La causa primera para Marco Aurelio es la Naturaleza (physis, en cuanto principio generador), la Madre, productora -que atraviesa todas las cosas y le da razón de su subsistencia y su mudanza; el ser humano es parte de ella y será reabsorbido por la transformación de la razón seminal (lógon spermatikón) que le engendró (4, 14). Esto equivale a decir que la existencia humana es formada, vive y se disuelve. Lo segundo nunca logra controlarlo, menos el nacimiento y la muerte: “márchate, pues, reconciliado, porque el que te libera también está reconciliado” (12, 36).

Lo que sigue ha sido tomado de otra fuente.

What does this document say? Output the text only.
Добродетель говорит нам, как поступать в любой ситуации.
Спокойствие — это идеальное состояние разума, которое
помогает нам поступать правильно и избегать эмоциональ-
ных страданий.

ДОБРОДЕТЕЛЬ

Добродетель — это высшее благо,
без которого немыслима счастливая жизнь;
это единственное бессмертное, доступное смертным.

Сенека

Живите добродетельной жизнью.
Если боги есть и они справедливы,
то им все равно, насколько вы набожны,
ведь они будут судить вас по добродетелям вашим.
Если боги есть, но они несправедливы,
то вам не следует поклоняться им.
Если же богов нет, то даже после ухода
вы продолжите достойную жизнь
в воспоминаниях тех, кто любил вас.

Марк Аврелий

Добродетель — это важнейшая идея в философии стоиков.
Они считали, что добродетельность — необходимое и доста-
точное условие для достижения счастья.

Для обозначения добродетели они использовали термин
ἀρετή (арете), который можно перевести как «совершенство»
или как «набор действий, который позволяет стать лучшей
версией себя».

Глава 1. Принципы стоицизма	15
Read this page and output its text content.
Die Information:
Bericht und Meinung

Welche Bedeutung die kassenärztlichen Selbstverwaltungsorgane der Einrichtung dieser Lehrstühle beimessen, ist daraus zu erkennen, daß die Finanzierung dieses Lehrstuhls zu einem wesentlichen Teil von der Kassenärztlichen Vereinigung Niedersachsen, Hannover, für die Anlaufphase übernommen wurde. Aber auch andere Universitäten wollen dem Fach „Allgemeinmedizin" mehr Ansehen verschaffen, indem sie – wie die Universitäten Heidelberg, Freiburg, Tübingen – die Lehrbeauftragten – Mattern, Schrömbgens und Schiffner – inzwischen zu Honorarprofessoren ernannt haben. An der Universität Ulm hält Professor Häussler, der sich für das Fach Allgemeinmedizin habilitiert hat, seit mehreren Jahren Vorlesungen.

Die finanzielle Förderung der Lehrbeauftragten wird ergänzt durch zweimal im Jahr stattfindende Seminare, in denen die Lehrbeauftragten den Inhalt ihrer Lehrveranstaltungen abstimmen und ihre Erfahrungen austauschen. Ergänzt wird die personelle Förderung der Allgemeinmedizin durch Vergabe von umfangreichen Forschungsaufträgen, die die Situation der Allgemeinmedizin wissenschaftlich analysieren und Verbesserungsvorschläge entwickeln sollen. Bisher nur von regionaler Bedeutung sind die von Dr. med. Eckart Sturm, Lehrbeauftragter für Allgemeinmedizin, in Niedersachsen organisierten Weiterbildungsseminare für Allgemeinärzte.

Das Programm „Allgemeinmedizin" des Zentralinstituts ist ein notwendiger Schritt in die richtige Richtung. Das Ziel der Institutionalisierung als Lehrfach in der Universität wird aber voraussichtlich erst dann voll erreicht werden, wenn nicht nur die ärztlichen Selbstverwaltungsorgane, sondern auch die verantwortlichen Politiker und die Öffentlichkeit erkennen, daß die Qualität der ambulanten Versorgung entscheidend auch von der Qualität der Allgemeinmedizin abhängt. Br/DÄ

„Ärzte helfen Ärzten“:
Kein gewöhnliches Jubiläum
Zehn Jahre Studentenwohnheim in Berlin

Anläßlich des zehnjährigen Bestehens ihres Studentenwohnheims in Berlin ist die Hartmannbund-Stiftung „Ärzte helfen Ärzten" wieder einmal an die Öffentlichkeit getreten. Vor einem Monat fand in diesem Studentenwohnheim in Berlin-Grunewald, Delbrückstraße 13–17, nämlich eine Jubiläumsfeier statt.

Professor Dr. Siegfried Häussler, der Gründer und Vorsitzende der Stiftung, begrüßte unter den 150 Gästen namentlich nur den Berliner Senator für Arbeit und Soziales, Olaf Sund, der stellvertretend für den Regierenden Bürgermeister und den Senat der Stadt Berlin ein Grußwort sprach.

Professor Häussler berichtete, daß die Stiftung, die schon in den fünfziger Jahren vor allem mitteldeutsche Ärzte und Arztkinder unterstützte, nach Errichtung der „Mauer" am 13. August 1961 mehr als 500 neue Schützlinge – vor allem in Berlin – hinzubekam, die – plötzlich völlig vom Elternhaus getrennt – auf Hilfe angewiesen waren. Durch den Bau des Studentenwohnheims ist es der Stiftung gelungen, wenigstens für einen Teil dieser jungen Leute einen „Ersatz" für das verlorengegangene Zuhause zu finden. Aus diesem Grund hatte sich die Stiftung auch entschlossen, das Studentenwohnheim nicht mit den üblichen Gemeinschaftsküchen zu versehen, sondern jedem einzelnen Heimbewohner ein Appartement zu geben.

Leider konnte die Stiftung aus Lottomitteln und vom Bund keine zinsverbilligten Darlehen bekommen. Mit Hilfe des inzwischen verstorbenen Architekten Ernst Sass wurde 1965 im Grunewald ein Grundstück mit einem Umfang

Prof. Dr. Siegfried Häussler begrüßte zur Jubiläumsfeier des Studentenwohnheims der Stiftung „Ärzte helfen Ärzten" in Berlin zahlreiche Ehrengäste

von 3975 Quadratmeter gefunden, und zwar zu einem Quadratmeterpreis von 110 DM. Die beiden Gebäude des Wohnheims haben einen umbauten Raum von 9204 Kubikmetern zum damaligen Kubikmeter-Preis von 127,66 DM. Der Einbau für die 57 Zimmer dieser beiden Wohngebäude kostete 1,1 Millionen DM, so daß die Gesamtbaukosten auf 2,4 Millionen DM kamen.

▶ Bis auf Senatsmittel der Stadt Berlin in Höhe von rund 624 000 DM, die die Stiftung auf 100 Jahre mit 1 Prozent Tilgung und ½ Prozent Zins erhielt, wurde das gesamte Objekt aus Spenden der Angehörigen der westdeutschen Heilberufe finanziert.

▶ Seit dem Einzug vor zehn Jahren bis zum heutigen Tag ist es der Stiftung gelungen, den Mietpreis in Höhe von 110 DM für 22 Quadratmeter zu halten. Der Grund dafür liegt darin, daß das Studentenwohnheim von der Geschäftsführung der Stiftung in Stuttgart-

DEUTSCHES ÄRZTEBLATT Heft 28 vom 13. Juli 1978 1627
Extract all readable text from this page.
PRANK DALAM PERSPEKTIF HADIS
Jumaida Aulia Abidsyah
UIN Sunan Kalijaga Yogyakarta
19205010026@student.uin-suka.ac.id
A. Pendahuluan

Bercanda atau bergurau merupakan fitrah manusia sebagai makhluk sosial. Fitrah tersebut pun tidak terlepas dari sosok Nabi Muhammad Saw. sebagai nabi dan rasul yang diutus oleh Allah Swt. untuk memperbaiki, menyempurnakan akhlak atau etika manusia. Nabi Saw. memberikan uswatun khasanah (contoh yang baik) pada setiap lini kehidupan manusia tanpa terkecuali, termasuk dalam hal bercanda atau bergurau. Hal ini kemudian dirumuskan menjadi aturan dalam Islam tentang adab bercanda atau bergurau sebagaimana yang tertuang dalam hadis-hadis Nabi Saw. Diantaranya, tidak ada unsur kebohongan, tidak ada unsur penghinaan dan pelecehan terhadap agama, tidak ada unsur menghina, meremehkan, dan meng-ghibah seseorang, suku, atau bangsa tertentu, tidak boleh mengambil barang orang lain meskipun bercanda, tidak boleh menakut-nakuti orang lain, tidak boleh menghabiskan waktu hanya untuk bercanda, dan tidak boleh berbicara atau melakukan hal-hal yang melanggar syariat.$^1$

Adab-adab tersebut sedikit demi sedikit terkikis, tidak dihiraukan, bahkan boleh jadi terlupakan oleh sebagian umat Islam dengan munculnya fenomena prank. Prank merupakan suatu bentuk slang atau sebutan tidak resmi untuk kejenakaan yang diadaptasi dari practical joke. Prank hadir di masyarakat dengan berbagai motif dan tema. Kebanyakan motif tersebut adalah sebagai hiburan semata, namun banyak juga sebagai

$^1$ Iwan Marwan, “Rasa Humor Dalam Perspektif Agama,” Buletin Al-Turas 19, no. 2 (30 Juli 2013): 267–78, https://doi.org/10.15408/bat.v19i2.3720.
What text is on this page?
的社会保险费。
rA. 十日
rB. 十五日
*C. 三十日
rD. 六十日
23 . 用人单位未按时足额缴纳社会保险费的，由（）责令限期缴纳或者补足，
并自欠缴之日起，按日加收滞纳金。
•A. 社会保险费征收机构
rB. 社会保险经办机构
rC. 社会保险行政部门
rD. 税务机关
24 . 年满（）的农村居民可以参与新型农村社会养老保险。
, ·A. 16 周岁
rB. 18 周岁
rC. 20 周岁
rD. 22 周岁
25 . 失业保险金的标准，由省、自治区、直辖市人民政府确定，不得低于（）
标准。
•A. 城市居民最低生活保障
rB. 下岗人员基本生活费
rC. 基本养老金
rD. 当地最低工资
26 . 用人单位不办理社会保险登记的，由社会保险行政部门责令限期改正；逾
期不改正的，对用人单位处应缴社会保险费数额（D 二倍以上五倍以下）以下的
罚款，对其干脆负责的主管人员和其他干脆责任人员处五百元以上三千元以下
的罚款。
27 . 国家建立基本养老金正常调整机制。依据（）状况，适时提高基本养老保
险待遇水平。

Pedagógica y políticamente la desarmonía social se combatiría educando al ser humano para que imite “a las abejas y a los astros”. Los dioses también son producidos por la Naturaleza, pues es la causa primera; y el buen comportamiento se designa como veneración a los dioses. La injusticia es impiedad porque contradice el mandato divino a la comunidad (9, 1). Es decir, los dioses son modelos de la sociedad humana; en los cielos no hay sediciones ni peleas sino armonía y matemática. Marco Aurelio es pragmático respecto de la religión: “hay que portarse bien exista o no exista Zeus”. En consecuencia, a la divinidad no se le debe pedir cosas, sino un “estilo de vida” acorde al intelecto conductor (hegemonikón) que mora en el fondo de todos, lugar irrefutable de la divinidad, en conformidad con el logos (homologoumenōs). No se ama al prójimo por él mismo, sino por mí (2, 9); aquí brilla un solipsismo intelectual: “¿Quién yo mismo? La razón (8, 40), pues todos los elementos del organismo humano son partes correspondiente del Universo, y el intelecto humano también, “pedazo” del mismo Zeus (5, 27). (Desde esta perspectiva, la oración, al estilo de las religiones monoteístas, sería una tautología: “dame dios lo que tú das…” y el pecado cristiano se reduciría a un epifenómeno de la Naturaleza.) El mal, entonces, no existe; se trata de estados de cosas en constante transformación, generada por la Naturaleza. “El sabio debe obedecer a la naturaleza y despreocuparse de los ‘pecados’ que aparezcan en su camino, como se despreocupa de los caballos que relinchan” (José P. Martín). Para el estoico la disposición para la muerte es la máxima tarea de la filosofía, tras reconocer el inexorable destino de todo. (El determinismo estoico se basaba en que todo suceso debe tener una causa, pues, de lo contrario, se socavaría la coherencia del todo.)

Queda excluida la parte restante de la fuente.